The Federal Government of Nigeria has announced the suspension of a planned 15 percent Value Added Tax (VAT) on imported Premium Motor Spirit (PMS) and Automotive Gas Oil (AGO), commonly known as petrol and diesel. This decision was communicated by the Nigerian Midstream and Downstream Petroleum Regulatory Authority (NMDPRA) through its Director of Public Affairs, George Ene-Ita. The rationale behind the suspension is to stabilize domestic fuel supply and prevent price hikes in the downstream sector.
Ene-Ita reassured the public that there is sufficient petroleum supply from local refineries and importers, indicating that current stock levels do not necessitate fears of scarcity or price increases. As such, the implementation of the previously approved 15 percent import duty on PMS and diesel, which was set to take effect on November 21, 2025, has been put on hold.
However, this move has faced backlash from the Ogun State Chamber of Commerce, Industry, Mines and Agriculture (OGUNCCIMA). The organization argues that suspending the import duty could hinder Nigeria’s progress towards energy self-sufficiency and diminish investor confidence in the refining sector. OGUNCCIMA President Lion Niyi Oshiyemi criticized the suspension as a setback for economic reforms and a lost opportunity to support local refiners, including significant projects like the Dangote Refinery.
Oshiyemi emphasized that the 15 percent fuel import tariff was intended to promote local refining, conserve foreign exchange, and create a competitive environment for domestic producers. He warned that the reversal of this policy could send negative signals to investors who are interested in Nigeria’s energy sector. He called on the Federal Government to rethink its decision and engage with stakeholders to ensure a consistent policy direction, which is crucial for attracting and maintaining private investment.
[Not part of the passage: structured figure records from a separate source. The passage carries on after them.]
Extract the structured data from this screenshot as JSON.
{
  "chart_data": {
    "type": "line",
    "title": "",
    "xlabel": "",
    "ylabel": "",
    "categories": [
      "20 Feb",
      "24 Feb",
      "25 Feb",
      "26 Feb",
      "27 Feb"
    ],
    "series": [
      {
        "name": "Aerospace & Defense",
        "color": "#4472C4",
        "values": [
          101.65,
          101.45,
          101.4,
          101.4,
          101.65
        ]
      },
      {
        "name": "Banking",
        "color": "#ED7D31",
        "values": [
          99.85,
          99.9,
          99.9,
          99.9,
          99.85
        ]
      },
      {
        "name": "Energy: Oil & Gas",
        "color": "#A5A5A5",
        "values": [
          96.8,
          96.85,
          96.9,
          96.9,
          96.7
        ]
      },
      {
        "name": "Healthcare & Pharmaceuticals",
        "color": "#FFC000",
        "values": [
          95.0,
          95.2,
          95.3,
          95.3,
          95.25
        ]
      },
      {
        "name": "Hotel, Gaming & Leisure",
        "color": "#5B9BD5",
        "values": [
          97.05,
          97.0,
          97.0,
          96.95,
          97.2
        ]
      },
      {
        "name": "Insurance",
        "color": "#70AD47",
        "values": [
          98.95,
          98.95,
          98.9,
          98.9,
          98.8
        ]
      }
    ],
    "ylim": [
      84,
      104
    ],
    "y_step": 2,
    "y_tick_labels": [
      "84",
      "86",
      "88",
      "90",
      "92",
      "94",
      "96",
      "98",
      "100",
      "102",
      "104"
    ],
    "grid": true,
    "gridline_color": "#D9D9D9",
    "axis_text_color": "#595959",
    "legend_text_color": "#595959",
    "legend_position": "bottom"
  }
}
While acknowledging the government’s concerns about potential short-term price increases, Oshiyemi argued that the long-term benefits—including job creation, foreign exchange savings, and enhanced energy security—far outweigh any temporary challenges. He stressed that sustainable industrial growth relies on stable policy frameworks, noting that frequent changes in policy can deter private sector involvement and impede long-term development.